Hanlin isn’t content to sit back and let life pass her by. In fact, she finds something to do every day, whether it’s working on her arts and crafts or playing cards with friends.
“I like to play solitaire and go to the (Johnstown) Senior Center and play bridge twice a week,” she said. “I also like to work my crafts because, you know, at 98, I need some hobbies and something to keep me busy.”
In her small but quaint apartment are Hanlin’s crafts that are a vast collection of hand-crafted pictures – mostly of flowers that she sees in magazines – all framed in decorative wooden and metal frames.
“I love the colors,” she said. “I don’t sell any of them. This just keeps me busy.”
Hanlin also has a menagerie of birdhouses that she builds. They line her living room floor.
“I just keep buying stuff and adding to what I have,” she said.

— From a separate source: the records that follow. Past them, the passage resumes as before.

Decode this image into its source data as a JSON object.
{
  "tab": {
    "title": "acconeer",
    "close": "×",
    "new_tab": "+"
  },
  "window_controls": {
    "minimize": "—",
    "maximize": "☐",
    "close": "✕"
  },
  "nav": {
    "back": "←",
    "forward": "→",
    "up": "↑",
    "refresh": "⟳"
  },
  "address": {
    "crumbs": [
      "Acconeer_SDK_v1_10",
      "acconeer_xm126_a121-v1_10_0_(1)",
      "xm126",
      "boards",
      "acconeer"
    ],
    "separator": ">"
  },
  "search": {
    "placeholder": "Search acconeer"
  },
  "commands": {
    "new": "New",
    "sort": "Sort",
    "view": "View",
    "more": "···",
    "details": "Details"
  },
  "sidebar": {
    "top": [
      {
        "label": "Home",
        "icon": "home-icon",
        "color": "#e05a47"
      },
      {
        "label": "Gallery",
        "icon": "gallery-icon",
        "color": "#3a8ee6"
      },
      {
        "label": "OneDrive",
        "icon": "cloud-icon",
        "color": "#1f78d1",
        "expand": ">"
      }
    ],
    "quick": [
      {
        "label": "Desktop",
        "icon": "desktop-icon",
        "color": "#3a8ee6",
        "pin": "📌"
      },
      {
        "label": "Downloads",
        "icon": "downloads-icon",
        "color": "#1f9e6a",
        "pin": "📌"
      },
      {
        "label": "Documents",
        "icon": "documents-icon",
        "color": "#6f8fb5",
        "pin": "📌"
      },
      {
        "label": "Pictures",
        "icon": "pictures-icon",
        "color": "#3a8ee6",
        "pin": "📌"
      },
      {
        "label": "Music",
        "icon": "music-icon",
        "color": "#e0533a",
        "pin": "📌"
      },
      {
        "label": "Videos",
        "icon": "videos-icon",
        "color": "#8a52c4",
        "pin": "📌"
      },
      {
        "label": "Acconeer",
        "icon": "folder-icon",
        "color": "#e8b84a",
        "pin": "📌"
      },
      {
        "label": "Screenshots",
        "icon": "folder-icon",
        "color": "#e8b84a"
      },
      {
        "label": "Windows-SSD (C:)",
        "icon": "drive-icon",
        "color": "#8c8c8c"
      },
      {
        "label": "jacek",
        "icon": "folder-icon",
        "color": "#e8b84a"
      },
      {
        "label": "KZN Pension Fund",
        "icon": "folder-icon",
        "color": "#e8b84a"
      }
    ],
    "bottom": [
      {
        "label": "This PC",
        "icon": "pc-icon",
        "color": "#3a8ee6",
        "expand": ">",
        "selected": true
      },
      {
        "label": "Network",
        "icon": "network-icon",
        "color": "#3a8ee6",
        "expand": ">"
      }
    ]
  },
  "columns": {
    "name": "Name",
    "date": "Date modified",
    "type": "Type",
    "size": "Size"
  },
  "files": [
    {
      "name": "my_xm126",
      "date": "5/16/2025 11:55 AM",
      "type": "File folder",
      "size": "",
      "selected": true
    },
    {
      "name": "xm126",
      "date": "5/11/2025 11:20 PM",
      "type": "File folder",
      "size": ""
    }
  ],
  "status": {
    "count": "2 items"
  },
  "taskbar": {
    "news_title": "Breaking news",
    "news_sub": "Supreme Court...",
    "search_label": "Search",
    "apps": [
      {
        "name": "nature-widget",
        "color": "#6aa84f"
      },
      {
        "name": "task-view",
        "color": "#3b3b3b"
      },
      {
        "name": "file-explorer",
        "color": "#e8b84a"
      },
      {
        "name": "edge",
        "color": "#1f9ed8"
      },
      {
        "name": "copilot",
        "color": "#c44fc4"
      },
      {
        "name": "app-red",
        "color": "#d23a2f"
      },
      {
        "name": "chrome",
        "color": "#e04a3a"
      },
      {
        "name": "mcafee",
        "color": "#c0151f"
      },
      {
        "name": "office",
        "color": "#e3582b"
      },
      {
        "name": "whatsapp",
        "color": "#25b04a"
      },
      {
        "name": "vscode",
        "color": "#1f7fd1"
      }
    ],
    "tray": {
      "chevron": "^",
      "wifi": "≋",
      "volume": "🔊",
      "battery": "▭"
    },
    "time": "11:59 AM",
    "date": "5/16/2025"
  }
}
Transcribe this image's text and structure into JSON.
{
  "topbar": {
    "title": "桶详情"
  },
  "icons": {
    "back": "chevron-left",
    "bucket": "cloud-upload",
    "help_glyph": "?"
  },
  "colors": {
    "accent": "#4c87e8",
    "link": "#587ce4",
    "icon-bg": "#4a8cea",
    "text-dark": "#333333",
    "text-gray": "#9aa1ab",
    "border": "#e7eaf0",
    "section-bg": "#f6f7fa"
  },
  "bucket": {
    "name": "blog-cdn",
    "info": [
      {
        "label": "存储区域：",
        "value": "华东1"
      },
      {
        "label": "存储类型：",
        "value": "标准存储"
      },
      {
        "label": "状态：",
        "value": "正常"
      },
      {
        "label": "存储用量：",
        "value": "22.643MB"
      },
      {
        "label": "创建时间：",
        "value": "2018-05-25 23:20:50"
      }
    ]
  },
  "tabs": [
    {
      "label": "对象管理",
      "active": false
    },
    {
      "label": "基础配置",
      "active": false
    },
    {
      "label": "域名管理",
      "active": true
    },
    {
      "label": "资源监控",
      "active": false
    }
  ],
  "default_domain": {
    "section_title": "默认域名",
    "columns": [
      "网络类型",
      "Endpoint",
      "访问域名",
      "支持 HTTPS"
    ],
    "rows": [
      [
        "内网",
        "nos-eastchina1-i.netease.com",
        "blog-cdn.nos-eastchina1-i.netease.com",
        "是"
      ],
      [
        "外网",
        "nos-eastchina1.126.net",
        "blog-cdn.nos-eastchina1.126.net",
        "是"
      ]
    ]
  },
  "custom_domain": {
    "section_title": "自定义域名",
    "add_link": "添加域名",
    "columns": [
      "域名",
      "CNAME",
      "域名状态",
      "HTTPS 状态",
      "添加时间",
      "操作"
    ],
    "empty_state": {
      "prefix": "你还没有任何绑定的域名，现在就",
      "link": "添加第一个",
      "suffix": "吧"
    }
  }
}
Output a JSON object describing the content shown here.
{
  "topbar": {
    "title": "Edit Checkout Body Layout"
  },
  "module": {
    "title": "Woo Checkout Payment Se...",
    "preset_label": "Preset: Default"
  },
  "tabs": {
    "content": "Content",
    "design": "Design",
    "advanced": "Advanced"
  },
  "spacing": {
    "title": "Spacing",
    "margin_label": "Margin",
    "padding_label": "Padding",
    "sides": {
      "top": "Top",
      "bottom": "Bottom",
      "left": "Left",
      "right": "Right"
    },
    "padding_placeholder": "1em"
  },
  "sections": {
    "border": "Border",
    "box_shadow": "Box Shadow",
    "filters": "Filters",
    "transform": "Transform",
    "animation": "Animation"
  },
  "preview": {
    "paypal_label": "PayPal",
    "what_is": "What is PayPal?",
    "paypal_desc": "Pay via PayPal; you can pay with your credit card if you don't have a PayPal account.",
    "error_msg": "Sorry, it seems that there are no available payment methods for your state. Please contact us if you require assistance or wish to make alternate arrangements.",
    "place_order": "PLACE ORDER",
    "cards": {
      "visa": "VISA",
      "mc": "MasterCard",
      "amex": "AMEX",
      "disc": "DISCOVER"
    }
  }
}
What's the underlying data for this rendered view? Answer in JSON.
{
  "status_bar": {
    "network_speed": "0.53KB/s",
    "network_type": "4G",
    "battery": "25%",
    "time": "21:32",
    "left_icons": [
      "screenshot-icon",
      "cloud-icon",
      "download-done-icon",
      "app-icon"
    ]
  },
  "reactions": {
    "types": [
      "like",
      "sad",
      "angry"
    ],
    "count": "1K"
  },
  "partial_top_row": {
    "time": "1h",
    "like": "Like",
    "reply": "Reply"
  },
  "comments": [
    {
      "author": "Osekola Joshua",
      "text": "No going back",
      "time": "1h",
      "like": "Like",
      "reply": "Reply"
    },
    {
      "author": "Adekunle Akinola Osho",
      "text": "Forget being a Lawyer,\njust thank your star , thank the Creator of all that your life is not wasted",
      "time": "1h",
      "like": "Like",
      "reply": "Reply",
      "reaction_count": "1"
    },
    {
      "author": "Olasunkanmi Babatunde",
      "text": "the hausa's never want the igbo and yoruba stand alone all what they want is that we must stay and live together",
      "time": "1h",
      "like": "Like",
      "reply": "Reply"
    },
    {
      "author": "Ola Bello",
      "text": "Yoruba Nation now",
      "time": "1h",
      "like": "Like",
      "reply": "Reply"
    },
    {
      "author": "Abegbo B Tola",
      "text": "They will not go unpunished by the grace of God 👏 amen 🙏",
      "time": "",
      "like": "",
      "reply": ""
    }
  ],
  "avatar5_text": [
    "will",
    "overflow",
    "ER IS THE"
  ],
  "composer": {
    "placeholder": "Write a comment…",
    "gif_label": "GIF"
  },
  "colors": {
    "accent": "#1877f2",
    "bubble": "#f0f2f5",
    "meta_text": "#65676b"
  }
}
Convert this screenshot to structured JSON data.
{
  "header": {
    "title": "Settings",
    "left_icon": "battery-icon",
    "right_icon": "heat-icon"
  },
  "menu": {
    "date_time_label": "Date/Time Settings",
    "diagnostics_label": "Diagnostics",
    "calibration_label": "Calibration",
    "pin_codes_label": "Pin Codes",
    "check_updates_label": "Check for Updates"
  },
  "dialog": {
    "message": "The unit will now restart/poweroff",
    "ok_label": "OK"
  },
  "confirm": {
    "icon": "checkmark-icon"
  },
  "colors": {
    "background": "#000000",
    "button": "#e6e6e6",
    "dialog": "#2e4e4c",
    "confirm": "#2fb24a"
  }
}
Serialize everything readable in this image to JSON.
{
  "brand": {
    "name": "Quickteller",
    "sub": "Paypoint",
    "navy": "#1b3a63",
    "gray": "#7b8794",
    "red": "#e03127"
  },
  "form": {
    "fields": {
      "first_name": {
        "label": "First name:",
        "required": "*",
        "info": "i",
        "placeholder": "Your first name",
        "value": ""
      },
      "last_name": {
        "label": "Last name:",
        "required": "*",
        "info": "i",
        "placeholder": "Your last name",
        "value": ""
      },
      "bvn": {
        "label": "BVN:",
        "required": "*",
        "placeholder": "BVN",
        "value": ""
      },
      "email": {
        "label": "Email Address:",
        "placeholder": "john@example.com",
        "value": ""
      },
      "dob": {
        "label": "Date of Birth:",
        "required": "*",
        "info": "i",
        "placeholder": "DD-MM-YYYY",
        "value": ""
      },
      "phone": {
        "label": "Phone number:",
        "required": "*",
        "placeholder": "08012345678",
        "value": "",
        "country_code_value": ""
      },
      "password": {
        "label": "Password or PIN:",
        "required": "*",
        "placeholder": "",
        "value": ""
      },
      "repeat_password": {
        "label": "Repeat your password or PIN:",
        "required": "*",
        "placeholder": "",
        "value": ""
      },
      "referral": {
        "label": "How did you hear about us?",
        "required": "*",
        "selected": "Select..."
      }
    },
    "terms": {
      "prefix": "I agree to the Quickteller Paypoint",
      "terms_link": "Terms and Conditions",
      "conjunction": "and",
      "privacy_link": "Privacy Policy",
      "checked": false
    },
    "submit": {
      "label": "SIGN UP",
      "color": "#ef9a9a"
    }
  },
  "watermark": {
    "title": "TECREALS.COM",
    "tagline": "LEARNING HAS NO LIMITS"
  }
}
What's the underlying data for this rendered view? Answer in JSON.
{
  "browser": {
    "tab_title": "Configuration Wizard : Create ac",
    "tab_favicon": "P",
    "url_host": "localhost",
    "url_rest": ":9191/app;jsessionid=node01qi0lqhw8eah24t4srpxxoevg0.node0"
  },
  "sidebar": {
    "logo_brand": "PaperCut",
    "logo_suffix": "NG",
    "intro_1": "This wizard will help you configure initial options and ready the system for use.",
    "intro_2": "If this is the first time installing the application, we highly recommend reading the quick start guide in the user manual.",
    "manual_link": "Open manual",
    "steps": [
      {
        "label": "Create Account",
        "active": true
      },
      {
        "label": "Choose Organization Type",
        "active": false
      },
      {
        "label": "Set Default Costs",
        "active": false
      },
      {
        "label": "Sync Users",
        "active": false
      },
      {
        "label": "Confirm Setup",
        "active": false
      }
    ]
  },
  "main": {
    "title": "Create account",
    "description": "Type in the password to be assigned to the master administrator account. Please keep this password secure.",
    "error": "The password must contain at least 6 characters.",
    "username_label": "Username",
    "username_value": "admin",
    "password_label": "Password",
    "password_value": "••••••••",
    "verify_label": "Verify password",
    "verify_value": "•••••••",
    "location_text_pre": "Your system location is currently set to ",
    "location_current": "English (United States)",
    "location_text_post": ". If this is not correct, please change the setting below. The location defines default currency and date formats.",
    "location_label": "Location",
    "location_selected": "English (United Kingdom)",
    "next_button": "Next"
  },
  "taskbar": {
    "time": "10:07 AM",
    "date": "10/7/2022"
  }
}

“I look around here and say, ‘Look at this place, it’s a mess.’ But my daughters tell me to just keep doing what I want to do.”
If that isn’t enough, Hanlin also had a book of poetry published a few years ago called, “Rays From Rae.”
“I thought there were like
50 or 60 poems. But when my daughter was having it put together, she said to me, ‘Do you know how many poems you have? It’s more like 297,’ ” she said. “I was so thrilled.”
She added that she received a lot of cards of congratulations when her book was released.
“It pumped me up,” Hanlin said.
Hanlin does not have a television – for good reason.
“I haven’t had a TV for 25 years. I hate that thing,” Hanlin said. “My kids had a fit when I got rid of it, but I’ve never missed it one day.”
She knows that might seem somewhat odd, but she said she sees many of the residents in her apartment complex wasting their day staring at the tube.
“I just think, ‘How boring,’ ” Hanlin said.
Maybe what keeps Hanlin going strong is her work ethic: She retired at age 88.
“I worked 15 years at the Senior Center,” she said.
Her long road of employment began in high school when she worked as a seamstress for $1 a day. From there, she took office jobs at Bethlehem Steel, Penn Traffic and Johnstown City Hall and even worked as a receptionist in a local hospital.
For years, she worked with her then husband at the former Cookie Jar, a cake and decoration store, on Main Street.
“I worked like a dog there,” Hanlin said with a chuckle.
“From cleaning floors to making sandwiches, I did it.”
But now Hanlin chooses to enjoy the simpler things in life like her three daughters.
She only sees them a few times a year because one lives in London, another in New York and a third in Arkansas.
“I couldn’t have asked for better kids,” she said proudly. “I’m also a grandma of eight and a great-grandma of eight.”
At the end of the day, Hanlin believes she wouldn’t be where she is today if it weren’t for her faith.
“I have the Man upstairs,” she said matter-of-factly, pointing upward. “The good Lord has never let me down.”